I rest my head on my knees, breathe slowly, until the worst of the giddiness passes, and I’m able to stand again and continue my search.
I find some interesting material: maps of Estelia, some charting the other realms, too. I set aside a large one of Xylia that’s avoided serious damage, together with another of Riveria – in sorrier condition, but still legible in parts. I hope there might be one of Oralia too, to complete the set, for my father removed all maps of the enemy realms from the Bindery in his most recent purges. But there’s none to be found. Many of the remaining records chart the High Lands and the Desolate Peaks. A great number are devoted to Talini itself. All these are of no further use to me.
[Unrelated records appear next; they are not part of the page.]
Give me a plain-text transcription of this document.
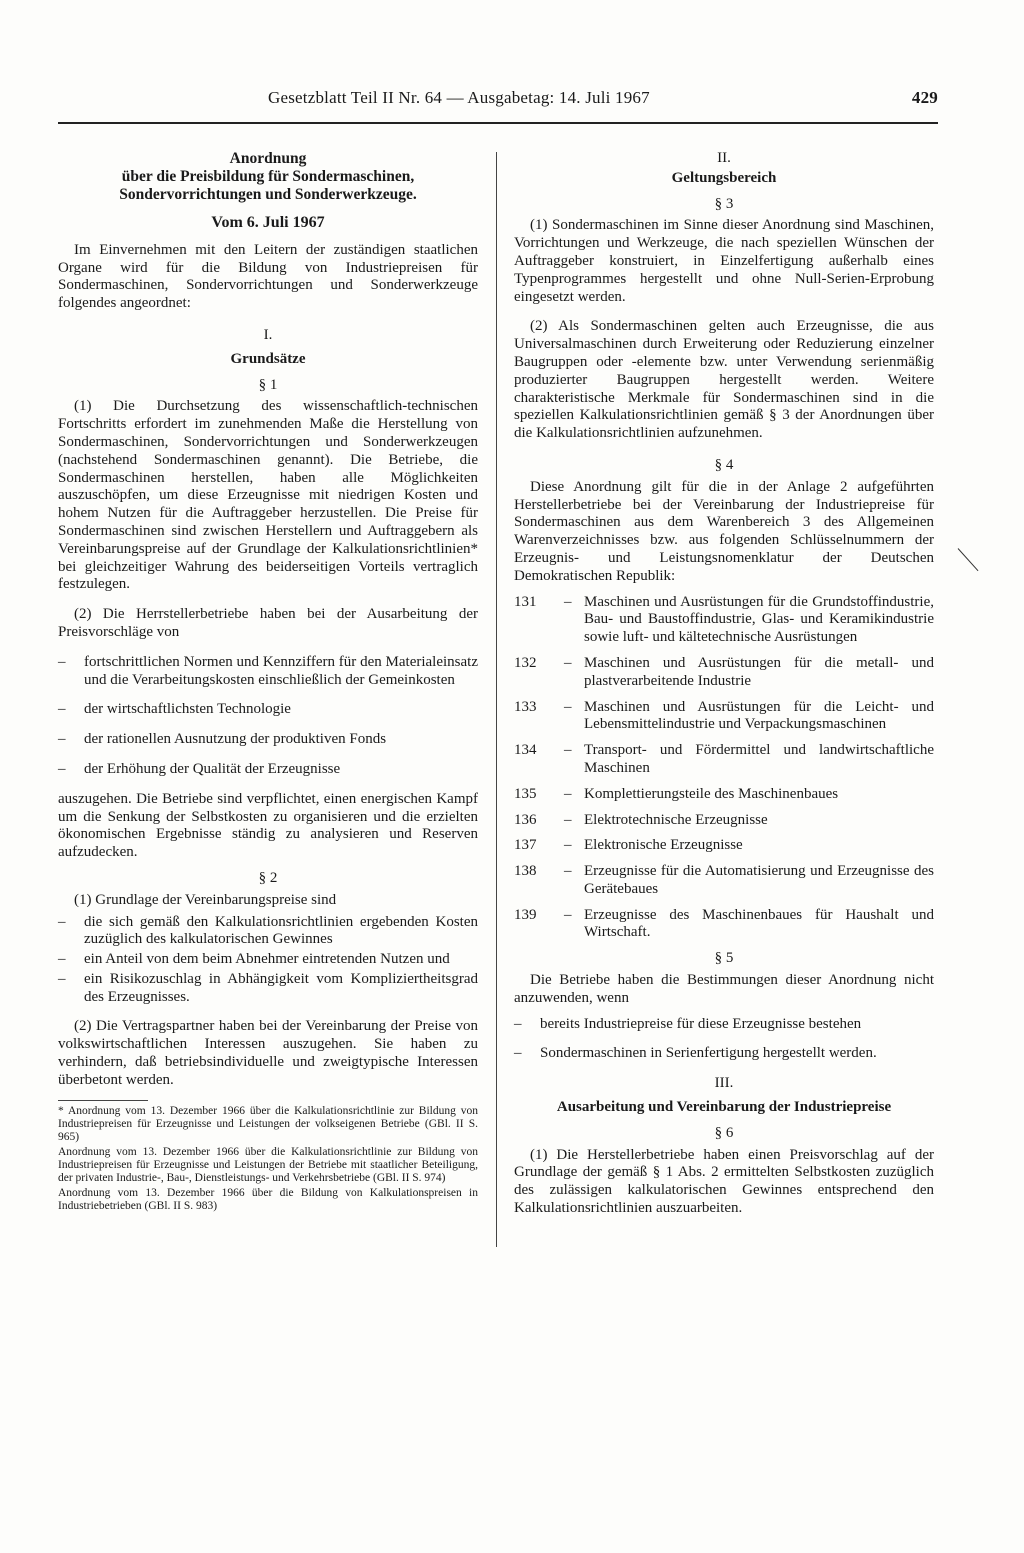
Gesetzblatt Teil II Nr. 64 — Ausgabetag: 14. Juli 1967	429

Anordnung

über die Preisbildung für Sondermaschinen,

Sondervorrichtungen und Sonderwerkzeuge.

Vom 6. Juli 1967

Im Einvernehmen mit den Leitern der zuständigen staatlichen Organe wird für die Bildung von Industriepreisen für Sondermaschinen, Sondervorrichtungen und Sonderwerkzeuge folgendes angeordnet:

I.

Grundsätze

§ 1

(1) Die Durchsetzung des wissenschaftlich-technischen Fortschritts erfordert im zunehmenden Maße die Herstellung von Sondermaschinen, Sondervorrichtungen und Sonderwerkzeugen (nachstehend Sondermaschinen genannt). Die Betriebe, die Sondermaschinen herstellen, haben alle Möglichkeiten auszuschöpfen, um diese Erzeugnisse mit niedrigen Kosten und hohem Nutzen für die Auftraggeber herzustellen. Die Preise für Sondermaschinen sind zwischen Herstellern und Auftraggebern als Vereinbarungspreise auf der Grundlage der Kalkulationsrichtlinien* bei gleichzeitiger Wahrung des beiderseitigen Vorteils vertraglich festzulegen.

(2) Die Herrstellerbetriebe haben bei der Ausarbeitung der Preisvorschläge von

– fortschrittlichen Normen und Kennziffern für den Materialeinsatz und die Verarbeitungskosten einschließlich der Gemeinkosten
– der wirtschaftlichsten Technologie
– der rationellen Ausnutzung der produktiven Fonds
– der Erhöhung der Qualität der Erzeugnisse

auszugehen. Die Betriebe sind verpflichtet, einen energischen Kampf um die Senkung der Selbstkosten zu organisieren und die erzielten ökonomischen Ergebnisse ständig zu analysieren und Reserven aufzudecken.

§ 2

(1) Grundlage der Vereinbarungspreise sind

– die sich gemäß den Kalkulationsrichtlinien ergebenden Kosten zuzüglich des kalkulatorischen Gewinnes
– ein Anteil von dem beim Abnehmer eintretenden Nutzen und
– ein Risikozuschlag in Abhängigkeit vom Kompliziertheitsgrad des Erzeugnisses.

(2) Die Vertragspartner haben bei der Vereinbarung der Preise von volkswirtschaftlichen Interessen auszugehen. Sie haben zu verhindern, daß betriebsindividuelle und zweigtypische Interessen überbetont werden.

* Anordnung vom 13. Dezember 1966 über die Kalkulationsrichtlinie zur Bildung von Industriepreisen für Erzeugnisse und Leistungen der volkseigenen Betriebe (GBl. II S. 965)

Anordnung vom 13. Dezember 1966 über die Kalkulationsrichtlinie zur Bildung von Industriepreisen für Erzeugnisse und Leistungen der Betriebe mit staatlicher Beteiligung, der privaten Industrie-, Bau-, Dienstleistungs- und Verkehrsbetriebe (GBl. II S. 974)

Anordnung vom 13. Dezember 1966 über die Bildung von Kalkulationspreisen in Industriebetrieben (GBl. II S. 983)

II.

Geltungsbereich

§ 3

(1) Sondermaschinen im Sinne dieser Anordnung sind Maschinen, Vorrichtungen und Werkzeuge, die nach speziellen Wünschen der Auftraggeber konstruiert, in Einzelfertigung außerhalb eines Typenprogrammes hergestellt und ohne Null-Serien-Erprobung eingesetzt werden.

(2) Als Sondermaschinen gelten auch Erzeugnisse, die aus Universalmaschinen durch Erweiterung oder Reduzierung einzelner Baugruppen oder -elemente bzw. unter Verwendung serienmäßig produzierter Baugruppen hergestellt werden. Weitere charakteristische Merkmale für Sondermaschinen sind in die speziellen Kalkulationsrichtlinien gemäß § 3 der Anordnungen über die Kalkulationsrichtlinien aufzunehmen.

§ 4

Diese Anordnung gilt für die in der Anlage 2 aufgeführten Herstellerbetriebe bei der Vereinbarung der Industriepreise für Sondermaschinen aus dem Warenbereich 3 des Allgemeinen Warenverzeichnisses bzw. aus folgenden Schlüsselnummern der Erzeugnis- und Leistungsnomenklatur der Deutschen Demokratischen Republik:

131	– Maschinen und Ausrüstungen für die Grundstoffindustrie, Bau- und Baustoffindustrie, Glas- und Keramikindustrie sowie luft- und kältetechnische Ausrüstungen
132	– Maschinen und Ausrüstungen für die metall- und plastverarbeitende Industrie
133	– Maschinen und Ausrüstungen für die Leicht- und Lebensmittelindustrie und Verpackungsmaschinen
134	– Transport- und Fördermittel und landwirtschaftliche Maschinen
135	– Komplettierungsteile des Maschinenbaues
136	– Elektrotechnische Erzeugnisse
137	– Elektronische Erzeugnisse
138	– Erzeugnisse für die Automatisierung und Erzeugnisse des Gerätebaues
139	– Erzeugnisse des Maschinenbaues für Haushalt und Wirtschaft.

§ 5

Die Betriebe haben die Bestimmungen dieser Anordnung nicht anzuwenden, wenn

– bereits Industriepreise für diese Erzeugnisse bestehen
– Sondermaschinen in Serienfertigung hergestellt werden.

III.

Ausarbeitung und Vereinbarung der Industriepreise

§ 6

(1) Die Herstellerbetriebe haben einen Preisvorschlag auf der Grundlage der gemäß § 1 Abs. 2 ermittelten Selbstkosten zuzüglich des zulässigen kalkulatorischen Gewinnes entsprechend den Kalkulationsrichtlinien auszuarbeiten.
I check through all the papers. Twice. But there’s no map of the Crystal Caves here. No sign of the Book of Mysteries either.
I hang my head and dust the grime from my knees.
Now what?
I put my faith in Noelani, remained stubbornly hopeful I’d find what I needed here.
I snatch up a plan of the Prism Glacier from the floor. I chose to trust my ancestor, dragged the Outrealmers on this quest on her say-so, brought them all to untold suffering in Galtair. Conditions on the Astral Mountain will test us further, might very well kill us if the tincture fails, and for what? If we ever reach the caves, I have no idea where to look for the lost sceptre. I slam the map back into place on the warped shelf with a heavy sigh, sending a loose leaf of vellum spiralling to the floor. I bend to pick it up and something catches my eye. A glint coming from a niche at the furthest end of the aisle.
I straighten and move towards the glimmer.
It’s coming from a large cabinet shaped like a moonbeam – an ancient symbol of enlightenment. It’s carved from starcrystal, inlaid all over with silver stars, echoing those on the floor. Its feet take the form of sculpted cielsylphs, drapery swirling around them to convey the vortices of the four winds. The cabinet bears more than a passing resemblance to Noelani’s desk, to the bookcase back at the Silver Palace. It has a diamond-shaped lock but no key.